Dark-adapted FST sensitivities to chromatic stimuli in patients who could reliably complete testing (P2, P4, P5) were reduced by at least 4.5 log units (range 4.5 to 5.5 log units; 467 nm) compared with normal values (Fig. 1E). Sensitivity differences between the red and blue stimulus were used to determine photoreceptor mediation.²¹ Despite severely reduced sensitivities there was evidence of rod detection of the stimuli in the youngest patient in which measurements were possible (P2). The other two patients show evidence of cone-mediated detection. TPLR objectively confirmed the FST thresholds and provided a sensitivity estimate in a patient who could not reliably perform FST. TPLR thresholds were elevated on average by 5.1 log units (3.6 to 7.1 log units, with 467 nm light stimuli). Of the 2 patients who had both FST and TPLR (P2 and P4), thresholds were within 0.5 log units of each modality. 

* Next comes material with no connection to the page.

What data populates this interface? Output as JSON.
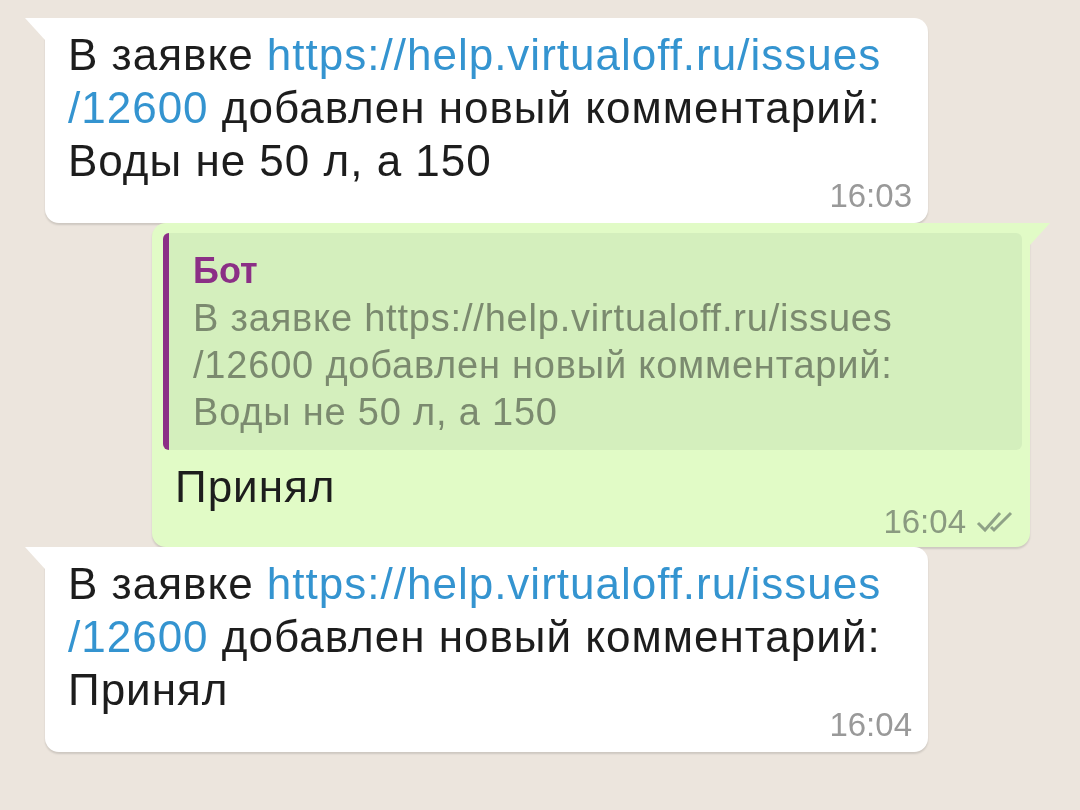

The natural history of retinal degeneration of the Lca5^gt/gt mouse,¹⁶ was assessed by histologic retinal sections and SD-OCT imaging at P15, P30, and P60 (Figs. 2A–2C). Lca5^gt/gt mice had a slightly decreased ONL thickness (85% of wild-type) (Fig. 2C; ONL highlighted in blue) on OCTs at P15 (mean ± 2SD = 59.9 ± 4.7 µm; n = 4) compared with age-matched wild-type mice (70.5 ± 5.4 µm; n = 8) (Figs. 2A–2D). The ellipsoid zone (EZ) and photoreceptor interdigitation zone (IZ) were no longer detectable in P15 Lca5^gt/gt mice compared with wild-type mice (Fig. 2B, lines “2” and “3”). By P30, the ONL had thinned to about one third the thickness (22.5 ± 8.94 µm; n = 13) of wild-type mice (61.9 ± 4.9 µm; n = 6), and by P60 the ONL was undetectable (n = 10) (Figs. 2A–2D). There was no difference in inner retinal thickness in the Lca5-deficient versus wild-type mice at P15, P30, or P60 (Figs. 2A–2D). The histologic measurements of ONL thickness corresponded closely with the OCT measurements in Lca5^gt/gt mice; at P15 the ONL was 59.6 ± 11.7µm (n = 4), which became quickly thinned by P30 (17.9 ± 6.0 µm; n = 4) and reduced to a single layer of nuclei at P60 (3.2 ± 1.8; n = 4) (Figs. 2A, 2D). In contrast, the ONL thickness in wild-type mice remained 60.5 ± 8.3 µm (n = 6) at P60 (Figs. 2A, 2D). 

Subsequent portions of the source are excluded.